Non-automatic licenses: the importation of fiber optics for internet networks could be affected and complaints are already arising

 This week the Government added several elements to Non-Automatic Import Licenses (LNA). Resolution 26/2022 updated the list of products that require a government authorization to enter the country and, among them, incorporated fiber optics, a sensitive input to improve connectivity in the country: it is used for the networks that constitute the laying Internet providers, and in recent years it is even used for the last link to the subscriber's home or office. 


With this new provision, to import these products, those who request it will need a government authorization. If they achieve approval, they would access the foreign exchange market, but only after 180 days. In the meantime, they will need to secure financing to pay the provider. This instance, as it happened with other industries, could imply an additional cost to the final price.

For the Government, after consulting LA NACION, the decision "has to do with ordering and improving the predictability of companies." “Far from harming them, it orders them, it is not something that is going to complicate them. 

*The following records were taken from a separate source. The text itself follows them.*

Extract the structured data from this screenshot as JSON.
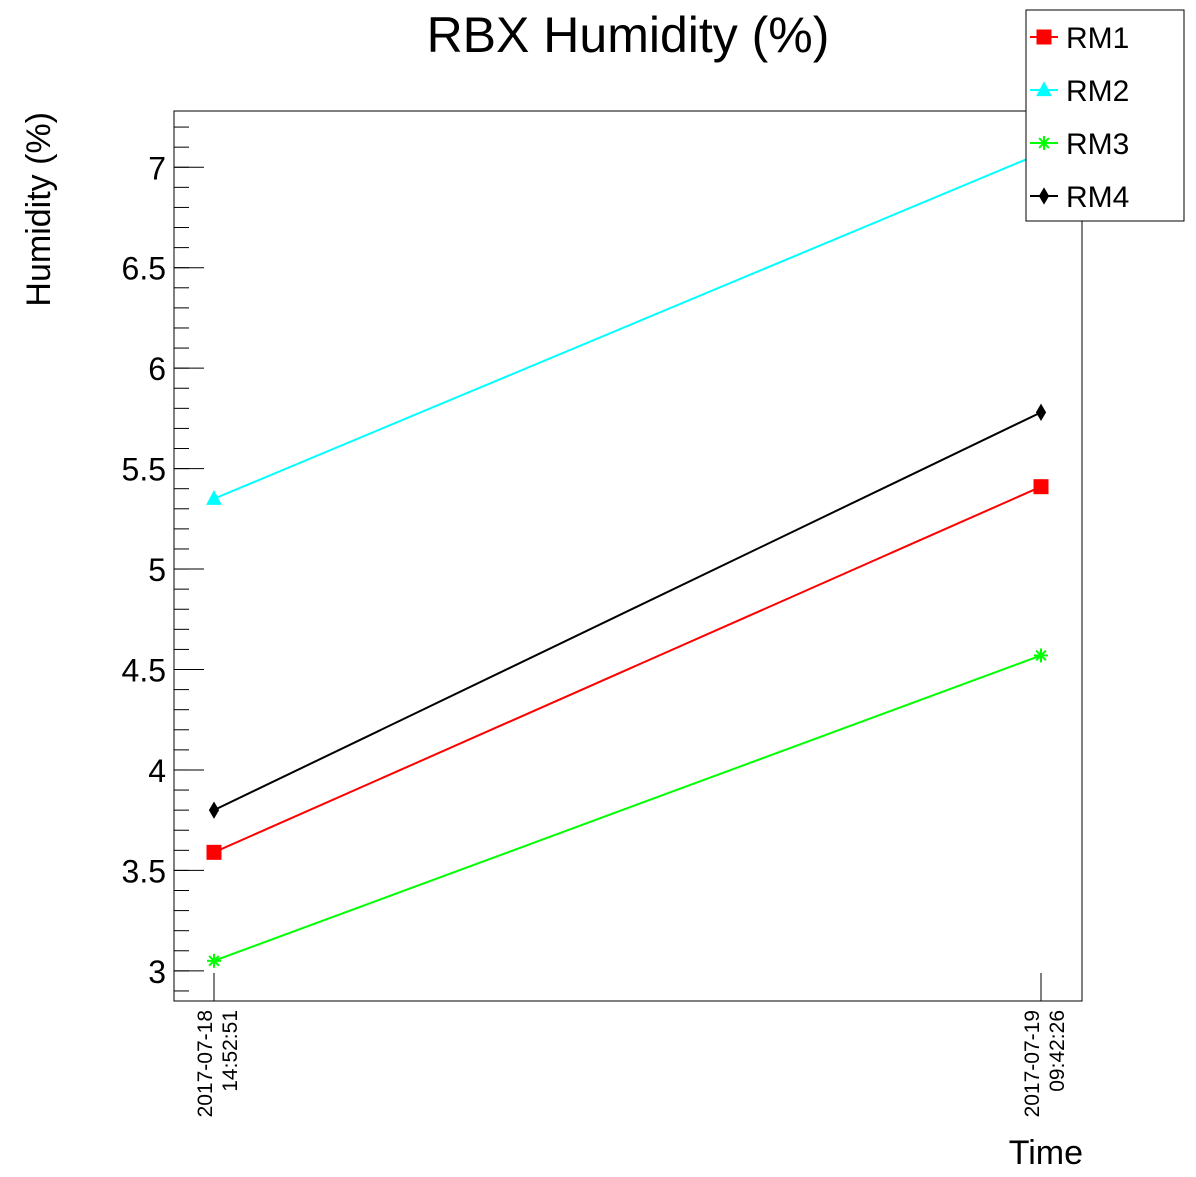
{
  "chart_data": {
    "type": "line",
    "title": "RBX Humidity (%)",
    "xlabel": "Time",
    "ylabel": "Humidity (%)",
    "x": [
      "2017-07-18 14:52:51",
      "2017-07-19 09:42:26"
    ],
    "x_tick_labels": [
      {
        "date": "2017-07-18",
        "time": "14:52:51"
      },
      {
        "date": "2017-07-19",
        "time": "09:42:26"
      }
    ],
    "ylim": [
      2.85,
      7.28
    ],
    "yticks": [
      "3",
      "3.5",
      "4",
      "4.5",
      "5",
      "5.5",
      "6",
      "6.5",
      "7"
    ],
    "ytick_values": [
      3,
      3.5,
      4,
      4.5,
      5,
      5.5,
      6,
      6.5,
      7
    ],
    "grid": false,
    "legend_position": "top-right",
    "series": [
      {
        "name": "RM1",
        "color": "#ff0000",
        "marker": "square",
        "values": [
          3.59,
          5.41
        ]
      },
      {
        "name": "RM2",
        "color": "#00ffff",
        "marker": "triangle",
        "values": [
          5.35,
          7.07
        ]
      },
      {
        "name": "RM3",
        "color": "#00ff00",
        "marker": "star",
        "values": [
          3.05,
          4.57
        ]
      },
      {
        "name": "RM4",
        "color": "#000000",
        "marker": "diamond",
        "values": [
          3.8,
          5.78
        ]
      }
    ]
  }
}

There is something linked to the LNA as if it works as a punishment, when it is not the point. What the measure tries to do is order all import processes”, they pointed out from the Secretary of Commerce, whose head is Matías Tombolini.

In the Official Gazette, the Government justified the measure insofar as "the implementation of an Import Licensing System (...) makes it possible to identify disruptive behavior in foreign trade, it is a key tool for managing foreign trade policy with a view to to national productive development and in accordance with the current context of international trade relations”. 

And it adds that "a series of goods have been identified for which, based on the current economic situation, it is essential to evaluate their respective trade flows."

LA NACION also spoke with members of the industry, who were surprised by the news. "We will have to see how much it complicates us and what level of stock we have to have for the time it takes to manage each of these things," replied, cautious, an industry benchmark. “We didn't know they were going to put this on. 

We did not have a specific confirmation,” explained another, who added: “We are asking for meetings with officials to explain the situation the industry is experiencing, and so that they know that infrastructure is needed for the knowledge industry to develop. 

We need the flow to continue to guarantee the best infrastructure. Before that process was automatic”, he argues. And he concludes: "90 percent of the inputs for infrastructure are imported."

Currently, according to the National Communications Entity, there are two million end users with fiber optics, surpassing the conventional copper pair. Fiber optic connections reached one million users in 2020; added 500,000 new users in a year and a half, and the same in six months, to reach 2 million by the end of 2021, the latest data available.

Enrique Carrier, telecommunications specialist, explains the essentials of this input. “This change in fiber has a greater impact than if it had happened 8 years ago, because there was a growth in the deployment of fiber to the home. Until a few years ago it was used at a wholesale level or to connect cities, but today what you have is that it reaches your home. 

The measure may have an impact on this technological update promoted by companies that came from copper -as is the case of Telefónica or Claro- and the same happens in the interior", analyzes Carrier: "you have providers that started and now were putting fiber, even those of pay TV, for example Cablevisión, which it did not have and now all new installations are made with fiber. The impact of this measure, if it is very restrictive in terms of availability, can be very important”.